Once Upon a Time Productions will produce

Prolific telepic producer Stan Brooks is getting into the series biz, setting up several projects at cable networks under his Once Upon a Time Prods. banner.

Producer — whose AMC mini “Broken Trail” is up for a leading 16 Emmy noms this year — isn’t abandoning longform. He’s just started lensing on his 50th production — a four-hour miniseries for Lifetime Movie Network.

But Brooks, who’s dabbled with the idea of series before, said the realities of the telepic biz, as well as a stepped up role for head of production Damian Ganczewski, convinced him it was time to make his move.

“You don’t have to be a genius to know that the TV movie business is a roller coaster, and we’re at the lowest point of the ride,” Brooks said.

Biggest series project for Once Upon a Time is a half-hour series take on Del Shores’ 2001 feature film “Sordid Lives” that’s in the works at the Logo net. Delta Burke, Olivia Newton-John, Beau Bridges and Leslie Jordan are in talks to reprise their roles from the pic for TV, Brooks said.

“Lives” is the story of a small trailer park in Texas and the women who live there. “It’s ‘Steel Magnolias’ from the wickedest gay perspective,” Brooks said.

Shores, who will also exec produce, has written all 13 episodes of the project in advance so that the skein can be shot like a miniseries.

“It needed creative financing and production models, and we were able to come with a plan that would let it be very cost-effective for Logo and put as much money on the screen as possible,” Brooks said.

Once Upon a Time is also developing “Detention,” a teen-centric hour for ABC Family. Project, from scribe Robert Munic (“Get Some”), is described as “Superbad” meets “The Breakfast Club” and will follow individual stories of early-morning detention. Action will be seen from multiple perspectives, including those of students, parents and teachers.

“It’s mostly characters from Robert’s life, along with some stories from my three sons,” Brooks said.

In addition, Brooks has pacted with screenwriter Michael Schiffer (“Crimson Tide”) on a drama about soldiers returning from Iraq. It hasn’t yet been pitched to networks.

Also in early development: “Zombie Tales,” based on the Boom Comics tome of the same name. Boom Studios founders Andrew Cosby and Ross Richie will join Brooks as exec producers of the project, which imagines a world where everyone’s a zombie — except members of one high school senior class.
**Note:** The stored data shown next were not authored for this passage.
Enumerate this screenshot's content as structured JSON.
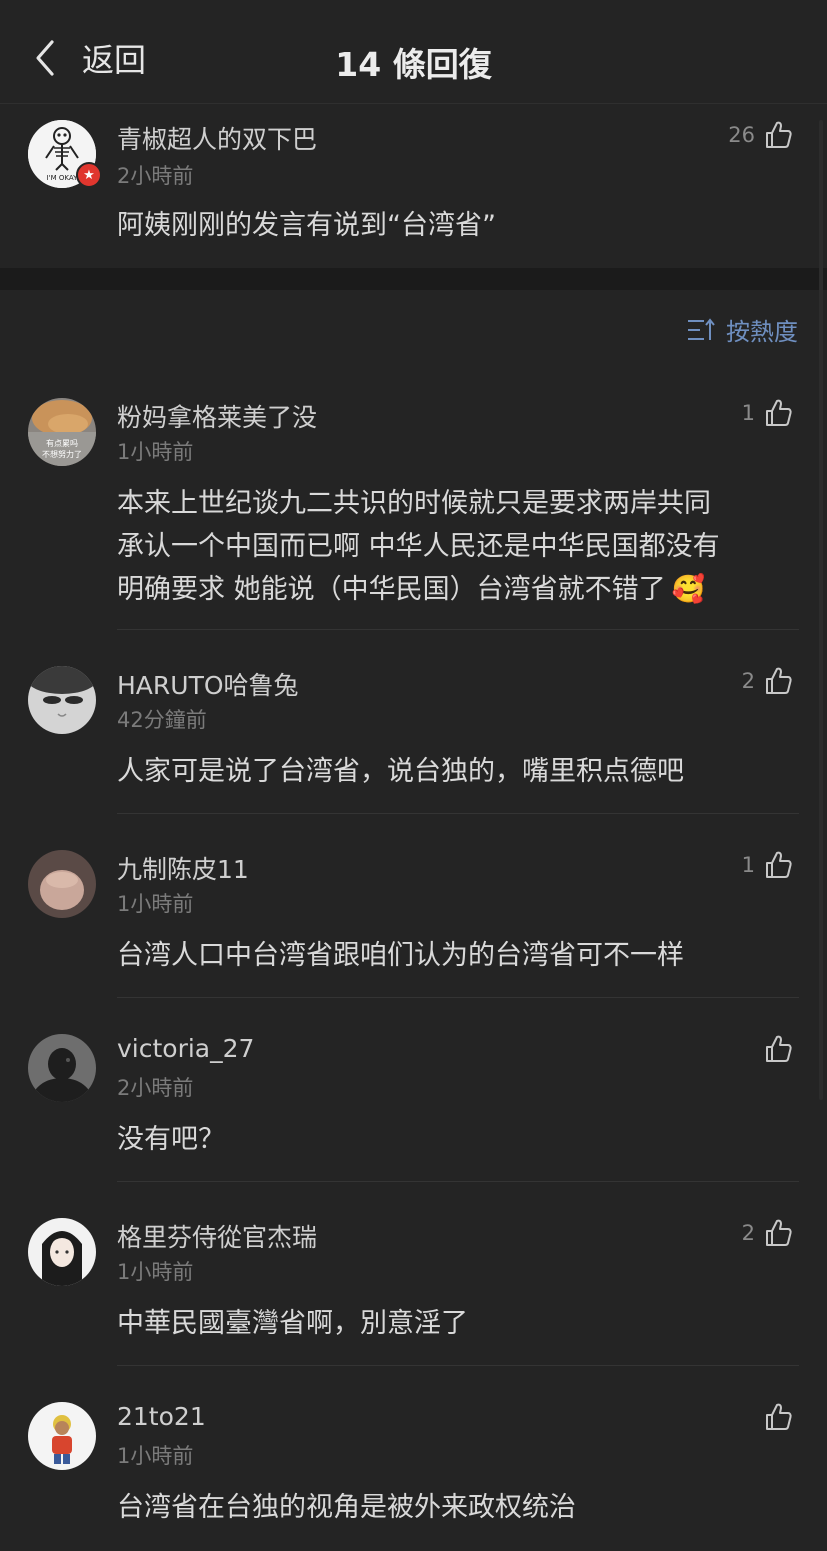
{
  "header": {
    "back_label": "返回",
    "title": "14 條回復"
  },
  "root": {
    "username": "青椒超人的双下巴",
    "time": "2小時前",
    "likes": "26",
    "text": "阿姨刚刚的发言有说到“台湾省”",
    "avatar_caption": "I'M OKAY",
    "verified_icon": "star-badge-icon"
  },
  "sort": {
    "label": "按熱度",
    "icon": "sort-icon"
  },
  "replies": [
    {
      "username": "粉妈拿格莱美了没",
      "time": "1小時前",
      "likes": "1",
      "lines": [
        "本来上世纪谈九二共识的时候就只是要求两岸共同",
        "承认一个中国而已啊 中华人民还是中华民国都没有",
        "明确要求 她能说（中华民国）台湾省就不错了"
      ],
      "emoji": "🥰",
      "avatar_caption": [
        "有点累吗",
        "不想努力了"
      ]
    },
    {
      "username": "HARUTO哈鲁兔",
      "time": "42分鐘前",
      "likes": "2",
      "lines": [
        "人家可是说了台湾省，说台独的，嘴里积点德吧"
      ]
    },
    {
      "username": "九制陈皮11",
      "time": "1小時前",
      "likes": "1",
      "lines": [
        "台湾人口中台湾省跟咱们认为的台湾省可不一样"
      ]
    },
    {
      "username": "victoria_27",
      "time": "2小時前",
      "likes": "",
      "lines": [
        "没有吧？"
      ]
    },
    {
      "username": "格里芬侍從官杰瑞",
      "time": "1小時前",
      "likes": "2",
      "lines": [
        "中華民國臺灣省啊，別意淫了"
      ]
    },
    {
      "username": "21to21",
      "time": "1小時前",
      "likes": "",
      "lines": [
        "台湾省在台独的视角是被外来政权统治"
      ]
    }
  ],
  "colors": {
    "background": "#242424",
    "divider": "#1b1b1b",
    "accent": "#6f8fc0",
    "badge": "#e0362e"
  }
}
Dan Berendsen (“Cinderella III: A Twist in Time”) will write.

Key to Brooks’ move to step up his series game — particularly in the case of “Lives” — was the decision he quietly made five months ago to sign with Paradigm. “They said to me, ‘We don’t understand why you’re not directing more of your company’s energies into series,’ ” Brooks said.

As for longform, the Lifetime Movie Network project, titled “Chasing the Devil,” explores the case of Seattle’s notorious Green River Killer. It’s based on the book of the same name by Sheriff David Reichert, to be played in the mini by Tom Cavanagh (“Ed”).

John Pielmeier (“Agnes of God”) wrote the script and Norma Bailey is directing. Sharon Lawrence (“Hidden Palms”), James Russo (“Broken Trail”) and Amy Davidson (“8 Simple Rules”) have also been cast in the pic, expected to air next year on LMN.

“We wanted to tell the story from the point of view of two young runaways, one of whom we know won’t make it,” Brooks said.

“Chasing the Devil” marks LMN’s first-ever original longform production. It’s the latest example of a Brooks production serving as a cable net’s first original telepic or miniseries. He’s also provided AMC, MTV, ESPN and TNT with their inaugural longform outings.

“I like christening networks,” he quipped.

Once Upon a Time is also in development on nearly two dozen hours of longform programming, including three projects at Lifetime, as well as pics at TNT, Disney and Oxygen.